Una norma para los próximos años

El responsable municipal de Seguridad Ciudadana también responde a otro de los argumentos utilizados por el Partido Popular respecto a la obligación de revisar la ordenanza cada dos años. Deo Sánchez señala que si el propio PP “reconoce que aquella normativa debía actualizarse periódicamente, no puede presentar ese texto como si hoy siguiera siendo plenamente válido”.

El concejal concluye que “mientras unos continúan debatiendo sobre quién redactó la ordenanza hace trece años, el actual equipo de gobierno trabaja para que Altea disponga de una regulación preparada para afrontar los desafíos de los próximos años”.

Y añade como resumen que “mientras unos siguen discutiendo quién escribió una ordenanza hace trece años, otros seguimos trabajando para que Altea tenga una ordenanza preparada para los próximos trece”.

Un debate abierto desde el pleno del 30 de julio

La controversia política comenzó tras el pleno municipal del pasado 30 de julio, en el que Compromís y PSOE aprobaron inicialmente la nueva Ordenanza Municipal de Convivencia Ciudadana con la abstención del Partido Popular y Vox.

El equipo de gobierno defendió entonces que la regulación vigente desde 2013 había quedado desfasada y presentó un nuevo texto que incorpora medidas específicas sobre limpieza viaria, gestión de residuos, protección de las playas, bienestar animal, contaminación acústica, utilización del espacio público, actividades económicas y actos públicos, además de reforzar la protección frente a conductas discriminatorias, el acoso y la intimidación.
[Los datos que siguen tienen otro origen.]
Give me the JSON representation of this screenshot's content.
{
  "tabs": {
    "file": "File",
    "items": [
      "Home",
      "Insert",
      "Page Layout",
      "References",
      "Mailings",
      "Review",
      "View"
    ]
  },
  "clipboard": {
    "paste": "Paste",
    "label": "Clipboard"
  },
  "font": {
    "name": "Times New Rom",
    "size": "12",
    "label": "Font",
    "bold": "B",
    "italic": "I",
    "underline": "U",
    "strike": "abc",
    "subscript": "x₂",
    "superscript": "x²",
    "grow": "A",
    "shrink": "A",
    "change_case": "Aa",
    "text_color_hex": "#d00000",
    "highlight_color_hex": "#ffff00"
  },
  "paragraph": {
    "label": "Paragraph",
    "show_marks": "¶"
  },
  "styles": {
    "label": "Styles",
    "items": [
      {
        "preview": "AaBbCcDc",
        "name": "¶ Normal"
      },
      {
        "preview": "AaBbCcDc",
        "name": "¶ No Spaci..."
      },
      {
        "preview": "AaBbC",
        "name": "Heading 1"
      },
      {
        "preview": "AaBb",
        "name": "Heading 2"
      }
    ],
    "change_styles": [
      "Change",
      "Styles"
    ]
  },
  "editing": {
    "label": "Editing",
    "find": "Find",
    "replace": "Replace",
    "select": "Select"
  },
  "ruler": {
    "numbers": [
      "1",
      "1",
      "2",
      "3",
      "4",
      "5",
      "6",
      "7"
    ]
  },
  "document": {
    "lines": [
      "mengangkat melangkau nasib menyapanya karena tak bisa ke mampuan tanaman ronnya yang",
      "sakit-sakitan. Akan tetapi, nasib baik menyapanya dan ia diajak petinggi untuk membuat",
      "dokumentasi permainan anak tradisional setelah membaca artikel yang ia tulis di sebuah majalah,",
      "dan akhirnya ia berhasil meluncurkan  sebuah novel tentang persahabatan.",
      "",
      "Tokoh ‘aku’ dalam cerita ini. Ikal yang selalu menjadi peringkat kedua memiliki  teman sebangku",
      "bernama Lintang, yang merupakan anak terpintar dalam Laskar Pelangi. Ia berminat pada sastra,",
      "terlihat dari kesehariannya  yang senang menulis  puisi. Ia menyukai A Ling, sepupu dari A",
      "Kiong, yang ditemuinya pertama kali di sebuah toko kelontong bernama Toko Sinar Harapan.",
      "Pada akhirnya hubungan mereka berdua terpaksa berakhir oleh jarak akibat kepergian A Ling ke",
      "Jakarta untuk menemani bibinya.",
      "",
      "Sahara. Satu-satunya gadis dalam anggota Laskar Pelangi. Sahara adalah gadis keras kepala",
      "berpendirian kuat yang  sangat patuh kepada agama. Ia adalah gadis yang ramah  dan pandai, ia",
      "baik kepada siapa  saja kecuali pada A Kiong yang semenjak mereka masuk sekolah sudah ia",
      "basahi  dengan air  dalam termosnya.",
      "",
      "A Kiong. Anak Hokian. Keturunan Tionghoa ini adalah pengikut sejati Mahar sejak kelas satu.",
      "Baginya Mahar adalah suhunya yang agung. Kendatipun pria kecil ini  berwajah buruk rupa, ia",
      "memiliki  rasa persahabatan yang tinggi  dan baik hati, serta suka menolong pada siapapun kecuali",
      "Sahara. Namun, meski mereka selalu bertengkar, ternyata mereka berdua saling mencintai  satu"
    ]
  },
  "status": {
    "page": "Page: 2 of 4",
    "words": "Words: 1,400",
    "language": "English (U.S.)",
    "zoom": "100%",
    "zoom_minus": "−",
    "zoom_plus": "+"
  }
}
Cuatro días después, el PP emitió un comunicado justificando su abstención al considerar que la solución no pasa por aprobar una nueva ordenanza, sino por aplicar la ya existente, reivindicando el texto impulsado por el anterior gobierno popular y anunciando la presentación de alegaciones durante el periodo de exposición pública.

Con la respuesta difundida este martes por el Equipo de Gobierno, el debate político en torno a la nueva Ordenanza de Convivencia se intensifica cuando todavía resta la fase de información pública y la resolución de las alegaciones que se presenten antes de que el documento pueda regresar al pleno para su aprobación definitiva.